Dark moved forward into Mark’s field of view, slowly withdrawing the knife. Mark’s heart beat hard in his chest. Not. Afraid.
“What–”
“Nuh-uh-uh.” Dark pressed a cool finger to Mark’s lips, shocking him into silence. “Watch the show, Markimoo.” He stepped back swiftly, into the dark, and Mark craned his neck to see him. Dark had effectively vanished, but his presence hovered behind Mark, raising his hair into goosebumps.
Before Mark could look around more, music blasted from the stage, and he whipped around to see. Bringing Tyler here was stupid, he’d only endangered him–
“Welcome, Markiplier, to your private showing of Disc. Of. Riches!” Wilford stretched his suspenders, letting them go with a snap. From some hidden pocket, he’d whipped out his butterfly knife, and Mark flinched. Tyler, on stage, seemingly trapped in place, had gone pale.
“Now,” Wilford said, flipping the knife open with a single click, “welcome to a game that I like to call: Sudden Death!” He smiled, broadly, and Tyler began to struggle against the force that held him in place.
“Now, now,” Wilford said, snapping his fingers. “That’s not very sportsman-like, is it?” In the spotlight, Tyler went still, Wilford’s powers freezing him at the podium. Tyler looked out at the shadows where he knew Mark was, eyes searching desperately.
“The audience can’t help you here,” Wilford wiggled his blade at Mark, scolding, winking. A laugh track played over the festive music, loud, piercing. Behind him, Mark heard Dark chuckle, humoring Wilford with a few lazy, echoing claps. Somehow, this was scarier than being threatened outright. This was a sick game, and Wilford and Dark were having their way with him.
And Tyler.
Wilford gestured widely, and a sheet dropped. Tyler’s eyes went wide. He couldn’t move, even straining every muscle. He couldn’t even speak, only stand and accept what was coming. Mark was somewhere out there, in the shadows of Wilford’s theater, and something was happening to him, too. Tyler was scared– he could admit that to himself. More scared for Mark than himself, but scared. He had to do something, anything, to stop this.

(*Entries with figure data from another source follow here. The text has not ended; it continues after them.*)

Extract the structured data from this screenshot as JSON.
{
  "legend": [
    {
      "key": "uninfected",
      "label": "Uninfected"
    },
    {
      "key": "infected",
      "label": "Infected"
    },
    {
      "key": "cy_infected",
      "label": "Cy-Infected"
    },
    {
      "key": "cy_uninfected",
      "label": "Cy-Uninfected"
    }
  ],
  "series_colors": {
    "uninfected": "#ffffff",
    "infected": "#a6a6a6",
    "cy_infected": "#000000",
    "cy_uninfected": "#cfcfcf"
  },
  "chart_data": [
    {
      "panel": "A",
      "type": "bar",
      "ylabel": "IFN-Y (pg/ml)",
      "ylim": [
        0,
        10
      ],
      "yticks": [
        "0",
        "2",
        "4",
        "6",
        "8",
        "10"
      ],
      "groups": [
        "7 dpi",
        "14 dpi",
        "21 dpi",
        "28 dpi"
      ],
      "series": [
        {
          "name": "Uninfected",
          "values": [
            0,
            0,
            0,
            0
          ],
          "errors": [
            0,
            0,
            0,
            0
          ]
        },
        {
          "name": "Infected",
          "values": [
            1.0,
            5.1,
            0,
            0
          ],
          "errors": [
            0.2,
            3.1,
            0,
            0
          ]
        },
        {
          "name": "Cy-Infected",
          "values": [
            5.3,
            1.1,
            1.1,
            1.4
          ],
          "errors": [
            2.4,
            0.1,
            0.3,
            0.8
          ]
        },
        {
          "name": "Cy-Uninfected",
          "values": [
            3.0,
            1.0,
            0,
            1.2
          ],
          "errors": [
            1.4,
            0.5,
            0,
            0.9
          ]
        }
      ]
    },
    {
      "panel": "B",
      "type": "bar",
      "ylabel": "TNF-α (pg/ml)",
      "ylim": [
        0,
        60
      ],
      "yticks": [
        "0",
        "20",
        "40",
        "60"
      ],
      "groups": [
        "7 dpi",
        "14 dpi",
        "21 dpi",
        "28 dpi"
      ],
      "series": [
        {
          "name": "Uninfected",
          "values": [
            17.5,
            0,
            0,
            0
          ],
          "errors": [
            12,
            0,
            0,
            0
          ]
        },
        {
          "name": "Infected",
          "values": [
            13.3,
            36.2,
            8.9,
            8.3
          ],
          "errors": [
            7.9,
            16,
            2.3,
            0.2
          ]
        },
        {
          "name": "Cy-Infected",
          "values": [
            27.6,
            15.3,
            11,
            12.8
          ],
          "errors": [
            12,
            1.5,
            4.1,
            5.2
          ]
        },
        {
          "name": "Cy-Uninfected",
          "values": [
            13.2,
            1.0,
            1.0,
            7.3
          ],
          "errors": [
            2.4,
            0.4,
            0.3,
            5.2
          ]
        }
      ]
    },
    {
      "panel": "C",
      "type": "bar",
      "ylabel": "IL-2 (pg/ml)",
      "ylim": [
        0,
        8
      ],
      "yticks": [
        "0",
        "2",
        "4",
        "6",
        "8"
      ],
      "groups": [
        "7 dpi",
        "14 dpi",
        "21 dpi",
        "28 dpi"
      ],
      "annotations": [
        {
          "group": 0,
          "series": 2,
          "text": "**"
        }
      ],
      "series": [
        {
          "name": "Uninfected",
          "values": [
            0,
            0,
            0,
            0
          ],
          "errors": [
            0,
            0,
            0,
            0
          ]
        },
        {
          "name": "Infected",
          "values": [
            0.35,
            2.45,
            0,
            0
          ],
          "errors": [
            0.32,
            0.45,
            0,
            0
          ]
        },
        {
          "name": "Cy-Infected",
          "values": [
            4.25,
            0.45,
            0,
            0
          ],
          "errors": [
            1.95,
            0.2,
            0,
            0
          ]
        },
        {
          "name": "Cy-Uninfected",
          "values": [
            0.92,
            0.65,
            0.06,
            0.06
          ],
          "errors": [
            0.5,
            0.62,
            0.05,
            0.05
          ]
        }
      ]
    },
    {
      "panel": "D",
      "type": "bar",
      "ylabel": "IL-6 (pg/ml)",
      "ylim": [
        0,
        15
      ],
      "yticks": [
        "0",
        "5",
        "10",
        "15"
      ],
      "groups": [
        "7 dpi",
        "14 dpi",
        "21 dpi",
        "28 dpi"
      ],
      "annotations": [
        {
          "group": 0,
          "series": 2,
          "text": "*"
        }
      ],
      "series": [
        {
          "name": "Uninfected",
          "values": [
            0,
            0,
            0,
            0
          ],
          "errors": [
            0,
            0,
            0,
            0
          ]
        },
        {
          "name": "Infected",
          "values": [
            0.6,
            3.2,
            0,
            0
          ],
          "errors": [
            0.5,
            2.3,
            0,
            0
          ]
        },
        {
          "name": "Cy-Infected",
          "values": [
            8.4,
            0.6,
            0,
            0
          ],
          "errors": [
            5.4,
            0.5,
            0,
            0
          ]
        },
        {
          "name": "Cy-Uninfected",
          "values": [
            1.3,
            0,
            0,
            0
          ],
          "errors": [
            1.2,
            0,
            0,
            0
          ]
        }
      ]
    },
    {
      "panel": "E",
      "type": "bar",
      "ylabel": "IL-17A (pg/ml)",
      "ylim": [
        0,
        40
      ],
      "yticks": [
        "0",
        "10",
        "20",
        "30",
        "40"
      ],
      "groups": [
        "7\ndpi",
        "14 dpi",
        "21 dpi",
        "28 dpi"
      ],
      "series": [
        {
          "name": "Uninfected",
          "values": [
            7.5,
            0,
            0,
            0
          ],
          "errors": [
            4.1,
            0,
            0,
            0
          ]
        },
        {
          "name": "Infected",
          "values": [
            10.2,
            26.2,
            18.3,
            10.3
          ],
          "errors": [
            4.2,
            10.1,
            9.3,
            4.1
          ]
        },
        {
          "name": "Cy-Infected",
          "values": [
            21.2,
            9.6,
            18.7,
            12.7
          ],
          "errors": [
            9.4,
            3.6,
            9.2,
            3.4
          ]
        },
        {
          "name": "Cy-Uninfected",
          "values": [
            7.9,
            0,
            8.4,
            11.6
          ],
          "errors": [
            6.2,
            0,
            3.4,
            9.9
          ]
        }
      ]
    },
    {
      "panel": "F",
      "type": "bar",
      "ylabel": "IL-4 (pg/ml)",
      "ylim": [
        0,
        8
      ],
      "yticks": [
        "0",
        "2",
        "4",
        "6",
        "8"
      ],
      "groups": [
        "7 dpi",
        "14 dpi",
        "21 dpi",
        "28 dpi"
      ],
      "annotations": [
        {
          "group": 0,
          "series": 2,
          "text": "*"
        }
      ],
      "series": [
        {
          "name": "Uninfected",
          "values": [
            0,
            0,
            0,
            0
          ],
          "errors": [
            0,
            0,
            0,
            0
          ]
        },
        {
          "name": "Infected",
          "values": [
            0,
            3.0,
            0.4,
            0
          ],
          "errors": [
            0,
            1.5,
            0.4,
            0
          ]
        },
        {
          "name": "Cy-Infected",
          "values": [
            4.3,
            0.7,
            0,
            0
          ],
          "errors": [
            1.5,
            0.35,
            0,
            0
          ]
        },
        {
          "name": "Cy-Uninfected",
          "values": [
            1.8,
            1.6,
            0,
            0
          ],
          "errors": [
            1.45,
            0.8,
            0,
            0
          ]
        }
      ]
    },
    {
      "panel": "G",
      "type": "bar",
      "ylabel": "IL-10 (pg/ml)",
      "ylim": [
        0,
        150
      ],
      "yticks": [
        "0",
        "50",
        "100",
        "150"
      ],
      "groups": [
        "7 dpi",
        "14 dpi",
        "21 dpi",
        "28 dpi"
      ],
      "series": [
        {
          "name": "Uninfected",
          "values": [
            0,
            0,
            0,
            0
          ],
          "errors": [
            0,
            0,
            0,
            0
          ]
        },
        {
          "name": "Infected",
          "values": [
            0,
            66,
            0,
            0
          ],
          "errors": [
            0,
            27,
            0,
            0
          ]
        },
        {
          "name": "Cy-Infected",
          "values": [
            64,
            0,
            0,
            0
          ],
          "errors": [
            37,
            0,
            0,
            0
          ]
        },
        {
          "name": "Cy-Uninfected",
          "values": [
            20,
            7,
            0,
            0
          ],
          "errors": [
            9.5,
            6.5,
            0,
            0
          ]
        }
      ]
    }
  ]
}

The wheel in front of him was divided into a dozen sections, alternating pink and black. Each pink section–
“How d’you like that?” Wilford bounced up to Tyler, mockingly holding out a hand for him to shake. “You’ve won the chance for a date– with either me, or the ever-present Darkiplier!”
Mark, in the shadows, heard Dark mutter grimly to himself. Mark inwardly smirked: Dark hadn’t planned all this, and he, too, was susceptible to Wilford’s quirks.
This, however, didn’t change the fact that Tyler was about to be in danger, no matter which color the wheel landed on.
Wilford walked away from Tyler, still smirking. “Well, our contestant seems to be a little shy, everybody. I suppose little ol’ me will just have to spin the wheel for them!” Stowing the knife with a laugh, Wilford snapped his fingers, and the wheel began to spin.
Mark watched the colors blur together, shoulders tensing. He didn’t know which would be worse, Will or Dark, but had the foreboding feeling that either way, it would be bad for both him and Tyler.
The wheel slowly clicked to a stop, and Dark sighed behind him.